Back in September, my body fat % was measured for free because I'm participating as a research subject on how WLS reduces the rate of endometrial cancer (that's the hypothesis anyway). On September 28, I was 47.6% body fat. Yesterday, I was 39.1% Woo Hoo!!! I'll take it. That's progress baby.
So then, Mr. Trainer Boy busts out his calculator and says, "That's 73 pounds of fat. So you're about right. You need to lose 50 pounds."
But HOLEY BUCKETS, I went home and busted out my calculator. I did some calculatin'. If I subtract away ALL 73 pounds of fat that would leave me at 116 pounds. But everybody needs some fat. So I need to add some back. 20% of 116 pounds is 23 pounds of fat. So I add that back---that equals 139 pounds. Yet, the BMI chart will still say I'm very close to "Overweight." Did I do this right? Is my math off? Can anyone confirm this?

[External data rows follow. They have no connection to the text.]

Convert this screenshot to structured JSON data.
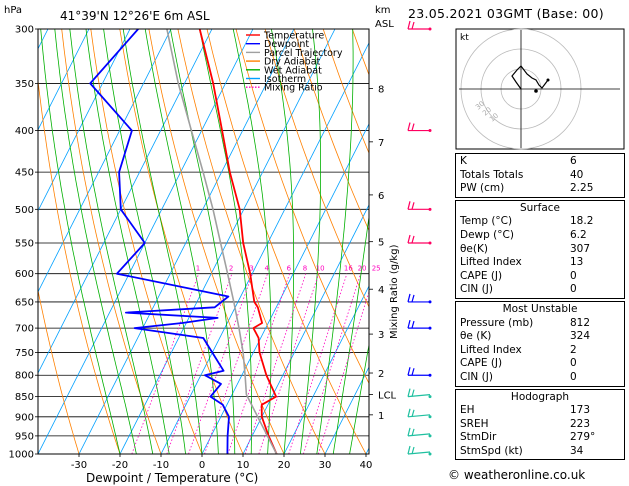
{
  "header": {
    "location": "41°39'N  12°26'E  6m  ASL",
    "datetime": "23.05.2021  03GMT  (Base: 00)",
    "y_unit": "hPa",
    "km_unit": "km",
    "asl_unit": "ASL",
    "mixing_ratio_label": "Mixing Ratio (g/kg)",
    "x_axis_label": "Dewpoint / Temperature (°C)"
  },
  "legend": [
    {
      "label": "Temperature",
      "color": "#ff0000",
      "dash": "solid"
    },
    {
      "label": "Dewpoint",
      "color": "#0000ff",
      "dash": "solid"
    },
    {
      "label": "Parcel Trajectory",
      "color": "#a0a0a0",
      "dash": "solid"
    },
    {
      "label": "Dry Adiabat",
      "color": "#ff8000",
      "dash": "solid"
    },
    {
      "label": "Wet Adiabat",
      "color": "#00b000",
      "dash": "solid"
    },
    {
      "label": "Isotherm",
      "color": "#00a0ff",
      "dash": "solid"
    },
    {
      "label": "Mixing Ratio",
      "color": "#ff00c0",
      "dash": "dotted"
    }
  ],
  "chart_data": {
    "type": "line",
    "title": "41°39'N  12°26'E  6m  ASL",
    "xlabel": "Dewpoint / Temperature (°C)",
    "ylabel": "hPa",
    "x_ticks": [
      -30,
      -20,
      -10,
      0,
      10,
      20,
      30,
      40
    ],
    "pressure_ticks": [
      300,
      350,
      400,
      450,
      500,
      550,
      600,
      650,
      700,
      750,
      800,
      850,
      900,
      950,
      1000
    ],
    "km_ticks": [
      {
        "km": "8",
        "p": 355
      },
      {
        "km": "7",
        "p": 413
      },
      {
        "km": "6",
        "p": 480
      },
      {
        "km": "5",
        "p": 548
      },
      {
        "km": "4",
        "p": 627
      },
      {
        "km": "3",
        "p": 712
      },
      {
        "km": "2",
        "p": 795
      },
      {
        "km": "LCL",
        "p": 845
      },
      {
        "km": "1",
        "p": 895
      }
    ],
    "mixing_ratio_labels": [
      "1",
      "2",
      "3",
      "4",
      "6",
      "8",
      "10",
      "16",
      "20",
      "25"
    ],
    "mixing_ratio_values": [
      1,
      2,
      3,
      4,
      6,
      8,
      10,
      16,
      20,
      25
    ],
    "series": [
      {
        "name": "Temperature",
        "color": "#ff0000",
        "p": [
          1000,
          950,
          900,
          870,
          850,
          800,
          750,
          720,
          700,
          690,
          660,
          650,
          600,
          550,
          500,
          450,
          400,
          350,
          300
        ],
        "t": [
          18.2,
          14,
          10,
          8.5,
          11,
          6,
          1.5,
          -0.5,
          -3,
          -1.5,
          -4.5,
          -6,
          -10.5,
          -16,
          -21,
          -28,
          -35,
          -43,
          -53
        ]
      },
      {
        "name": "Dewpoint",
        "color": "#0000ff",
        "p": [
          1000,
          950,
          900,
          870,
          850,
          820,
          800,
          790,
          720,
          700,
          690,
          680,
          670,
          660,
          640,
          600,
          550,
          500,
          450,
          400,
          350,
          300
        ],
        "t": [
          6.2,
          4,
          2,
          -1,
          -5,
          -4,
          -9,
          -5,
          -14,
          -32,
          -21,
          -13,
          -36,
          -15,
          -13,
          -43,
          -40,
          -50,
          -55,
          -57,
          -73,
          -68
        ]
      },
      {
        "name": "Parcel Trajectory",
        "color": "#a0a0a0",
        "p": [
          1000,
          900,
          845,
          800,
          750,
          700,
          650,
          600,
          550,
          500,
          450,
          400,
          350,
          300
        ],
        "t": [
          18.2,
          9,
          3.5,
          0.8,
          -2.5,
          -6.5,
          -11,
          -16,
          -21.5,
          -27.5,
          -34.5,
          -42.5,
          -51.5,
          -61
        ]
      }
    ],
    "wind_barbs_p": [
      300,
      400,
      500,
      550,
      650,
      700,
      800,
      850,
      900,
      950,
      1000
    ]
  },
  "hodograph": {
    "unit_label": "kt",
    "ring_labels": [
      "10",
      "20",
      "30"
    ]
  },
  "indices": {
    "rows": [
      {
        "label": "K",
        "value": "6"
      },
      {
        "label": "Totals Totals",
        "value": "40"
      },
      {
        "label": "PW (cm)",
        "value": "2.25"
      }
    ]
  },
  "surface": {
    "title": "Surface",
    "rows": [
      {
        "label": "Temp (°C)",
        "value": "18.2"
      },
      {
        "label": "Dewp (°C)",
        "value": "6.2"
      },
      {
        "label": "θe(K)",
        "value": "307"
      },
      {
        "label": "Lifted Index",
        "value": "13"
      },
      {
        "label": "CAPE (J)",
        "value": "0"
      },
      {
        "label": "CIN (J)",
        "value": "0"
      }
    ]
  },
  "most_unstable": {
    "title": "Most Unstable",
    "rows": [
      {
        "label": "Pressure (mb)",
        "value": "812"
      },
      {
        "label": "θe (K)",
        "value": "324"
      },
      {
        "label": "Lifted Index",
        "value": "2"
      },
      {
        "label": "CAPE (J)",
        "value": "0"
      },
      {
        "label": "CIN (J)",
        "value": "0"
      }
    ]
  },
  "hodograph_table": {
    "title": "Hodograph",
    "rows": [
      {
        "label": "EH",
        "value": "173"
      },
      {
        "label": "SREH",
        "value": "223"
      },
      {
        "label": "StmDir",
        "value": "279°"
      },
      {
        "label": "StmSpd (kt)",
        "value": "34"
      }
    ]
  },
  "footer": {
    "text": "© weatheronline.co.uk"
  }
}
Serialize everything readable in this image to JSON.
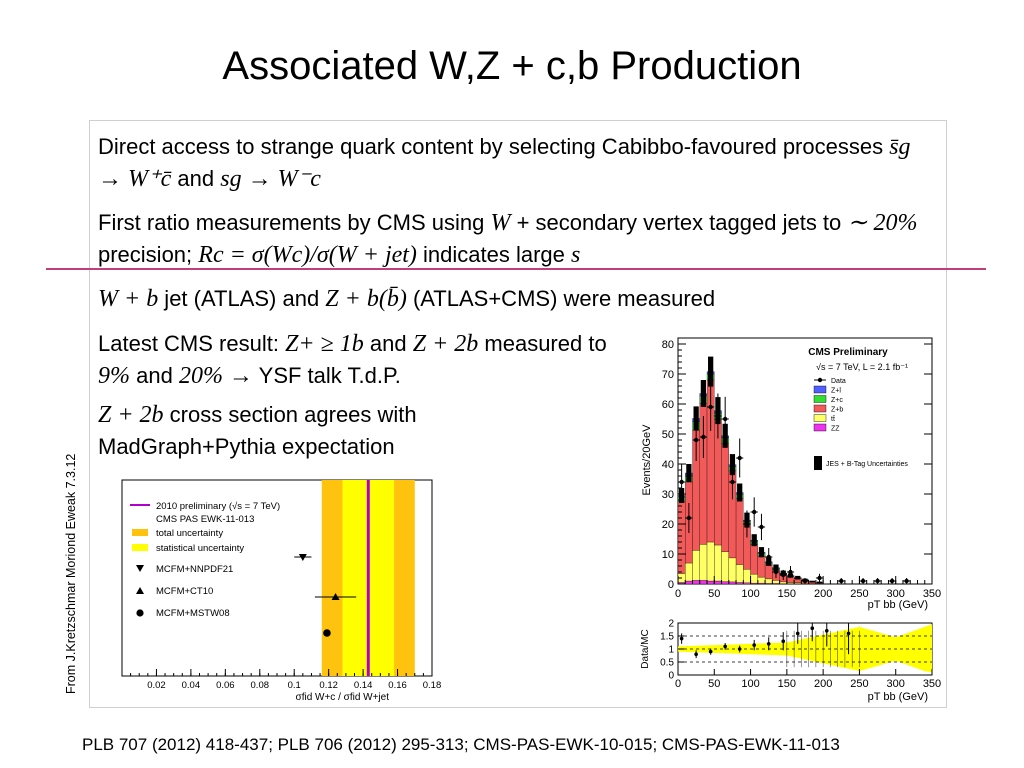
{
  "slide": {
    "title": "Associated W,Z + c,b Production",
    "paragraphs": [
      {
        "segments": [
          {
            "t": "Direct access to strange quark content by selecting Cabibbo-favoured processes "
          },
          {
            "t": "s̄g → W⁺c̄",
            "math": true
          },
          {
            "t": " and "
          },
          {
            "t": "sg → W⁻c",
            "math": true
          }
        ]
      },
      {
        "segments": [
          {
            "t": "First ratio measurements by CMS using "
          },
          {
            "t": "W",
            "math": true
          },
          {
            "t": " + secondary vertex tagged jets to "
          },
          {
            "t": "∼ 20%",
            "math": true
          },
          {
            "t": " precision; "
          },
          {
            "t": "Rc = σ(Wc)/σ(W + jet)",
            "math": true
          },
          {
            "t": " indicates large "
          },
          {
            "t": "s",
            "math": true
          }
        ]
      },
      {
        "segments": [
          {
            "t": "W + b",
            "math": true
          },
          {
            "t": " jet (ATLAS) and "
          },
          {
            "t": "Z + b(b̄)",
            "math": true
          },
          {
            "t": " (ATLAS+CMS) were measured"
          }
        ]
      },
      {
        "segments": [
          {
            "t": "Latest CMS result: "
          },
          {
            "t": "Z+ ≥ 1b",
            "math": true
          },
          {
            "t": " and "
          },
          {
            "t": "Z + 2b",
            "math": true
          },
          {
            "t": " measured to "
          },
          {
            "t": "9%",
            "math": true
          },
          {
            "t": " and "
          },
          {
            "t": "20% →",
            "math": true
          },
          {
            "t": " YSF talk T.d.P."
          }
        ]
      },
      {
        "segments": [
          {
            "t": "Z + 2b",
            "math": true
          },
          {
            "t": " cross section agrees with MadGraph+Pythia expectation"
          }
        ]
      }
    ],
    "side_note": "From J.Kretzschmar Moriond Eweak 7.3.12",
    "reference": "PLB 707 (2012) 418-437; PLB 706 (2012) 295-313; CMS-PAS-EWK-10-015; CMS-PAS-EWK-11-013",
    "divider_color": "#c0407a"
  },
  "chart_data": [
    {
      "type": "bar",
      "legend": {
        "line_label": "2010 preliminary (√s = 7 TeV)",
        "text_lines": [
          "CMS PAS EWK-11-013"
        ],
        "total_label": "total uncertainty",
        "stat_label": "statistical uncertainty",
        "markers": [
          {
            "shape": "triangle-down",
            "label": "MCFM+NNPDF21"
          },
          {
            "shape": "triangle-up",
            "label": "MCFM+CT10"
          },
          {
            "shape": "circle",
            "label": "MCFM+MSTW08"
          }
        ]
      },
      "xlabel": "σfid W+c / σfid W+jet",
      "xlim": [
        0,
        0.18
      ],
      "xticks": [
        "0.02",
        "0.04",
        "0.06",
        "0.08",
        "0.1",
        "0.12",
        "0.14",
        "0.16",
        "0.18"
      ],
      "measurement": 0.143,
      "total_band": [
        0.116,
        0.17
      ],
      "stat_band": [
        0.128,
        0.158
      ],
      "predictions": [
        {
          "name": "MCFM+NNPDF21",
          "value": 0.105,
          "err": 0.005,
          "row": 0
        },
        {
          "name": "MCFM+CT10",
          "value": 0.124,
          "err": 0.012,
          "row": 1
        },
        {
          "name": "MCFM+MSTW08",
          "value": 0.119,
          "err": 0,
          "row": 2
        }
      ],
      "colors": {
        "total": "#ffc20e",
        "stat": "#ffff00",
        "line": "#b000d0"
      }
    },
    {
      "type": "bar",
      "header": "CMS Preliminary",
      "energy_label": "√s = 7 TeV, L = 2.1 fb⁻¹",
      "ylabel": "Events/20GeV",
      "xlabel": "pT bb (GeV)",
      "ylim": [
        0,
        82
      ],
      "xlim": [
        0,
        350
      ],
      "yticks": [
        "0",
        "10",
        "20",
        "30",
        "40",
        "50",
        "60",
        "70",
        "80"
      ],
      "xticks": [
        "0",
        "50",
        "100",
        "150",
        "200",
        "250",
        "300",
        "350"
      ],
      "bin_width": 10,
      "legend": [
        {
          "label": "Data",
          "kind": "marker"
        },
        {
          "label": "Z+l",
          "color": "#5060ff"
        },
        {
          "label": "Z+c",
          "color": "#33dd33"
        },
        {
          "label": "Z+b",
          "color": "#f25a5a"
        },
        {
          "label": "tt̄",
          "color": "#ffff66"
        },
        {
          "label": "ZZ",
          "color": "#ee33ee"
        }
      ],
      "uncertainty_label": "JES + B-Tag Uncertainties",
      "stack": {
        "x": [
          0,
          10,
          20,
          30,
          40,
          50,
          60,
          70,
          80,
          90,
          100,
          110,
          120,
          130,
          140,
          150,
          160,
          170,
          180,
          190
        ],
        "zz": [
          0.5,
          1,
          1.2,
          1.2,
          1,
          1,
          0.8,
          0.7,
          0.5,
          0.4,
          0.3,
          0.3,
          0.2,
          0.2,
          0.1,
          0.1,
          0.1,
          0,
          0,
          0
        ],
        "tt": [
          3,
          6,
          10,
          12,
          13,
          12,
          10,
          8,
          6,
          4.5,
          3,
          2,
          1.5,
          1,
          0.6,
          0.4,
          0.3,
          0.2,
          0.1,
          0.1
        ],
        "zb": [
          24,
          27,
          40,
          47,
          54,
          42,
          36,
          29,
          22,
          15,
          10,
          7,
          5,
          3.5,
          2.5,
          2,
          1.4,
          1,
          0.6,
          0.3
        ],
        "zc": [
          1.5,
          2,
          3,
          2.5,
          2,
          2,
          2,
          1.5,
          1.5,
          1,
          1,
          1,
          0.5,
          0.5,
          0.3,
          0.2,
          0.2,
          0.1,
          0.1,
          0.1
        ],
        "zl": [
          0.5,
          1,
          1,
          0.8,
          0.8,
          0.8,
          0.6,
          0.6,
          0.5,
          0.4,
          0.3,
          0.3,
          0.2,
          0.2,
          0.1,
          0.1,
          0.1,
          0.1,
          0,
          0
        ]
      },
      "unc_half": [
        2.5,
        3,
        4,
        4.5,
        5,
        4.5,
        4,
        3.5,
        3,
        2.5,
        2,
        1.7,
        1.4,
        1.1,
        0.9,
        0.7,
        0.6,
        0.4,
        0.3,
        0.3
      ],
      "data": {
        "x": [
          5,
          15,
          25,
          35,
          45,
          55,
          65,
          75,
          85,
          95,
          105,
          115,
          125,
          135,
          145,
          155,
          175,
          195,
          225,
          255,
          275,
          295,
          315
        ],
        "y": [
          34,
          22,
          48,
          49,
          59,
          56,
          55,
          34,
          42,
          20,
          24,
          19,
          9,
          4,
          3,
          4,
          1,
          2,
          1,
          1,
          1,
          1,
          1
        ],
        "err": [
          6,
          5,
          7,
          7,
          8,
          7.5,
          7.4,
          5.8,
          6.5,
          4.5,
          4.9,
          4.4,
          3,
          2,
          1.7,
          2,
          1,
          1.4,
          1,
          1,
          1,
          1,
          1
        ]
      },
      "ratio": {
        "ylabel": "Data/MC",
        "ylim": [
          0,
          2
        ],
        "yticks": [
          "0",
          "0.5",
          "1",
          "1.5",
          "2"
        ],
        "x": [
          5,
          25,
          45,
          65,
          85,
          105,
          125,
          145,
          165,
          185,
          205,
          235
        ],
        "y": [
          1.4,
          0.8,
          0.9,
          1.1,
          1.0,
          1.15,
          1.2,
          1.3,
          1.6,
          1.8,
          1.7,
          1.6
        ],
        "err": [
          0.2,
          0.15,
          0.12,
          0.13,
          0.13,
          0.2,
          0.25,
          0.35,
          0.4,
          0.5,
          0.6,
          0.8
        ]
      }
    }
  ]
}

Or tell me I need to go back and redo 6th grade?
According to Wiki, this Body Fat % chart was developed by the American Council on Exercise.
So these percentages just prove that I have every reason to be happy with 142 pounds....with some strength training I can probably be fairly lean at that weight. Not overweight like the BMI chart had me believing for so many years. My bones & muscles must be extra dense or something.
Three months after surgery I go back to get my measurements taken again at the hospital (for the research study). I can't wait to see the progress I make. I actually LOOK FORWARD to getting on the scale and seeing how far those numbers have gone down. :) I'm still waiting with bated breath, crossed fingers, crossed toes, and crossed eyes, hoping to get approval from the insurance company....
Oh, and did I mention Andy gave me a great workout? I'm a little sore today. Feels good.
P.S. I'm serious. Can one of you Math Whizzes check my math?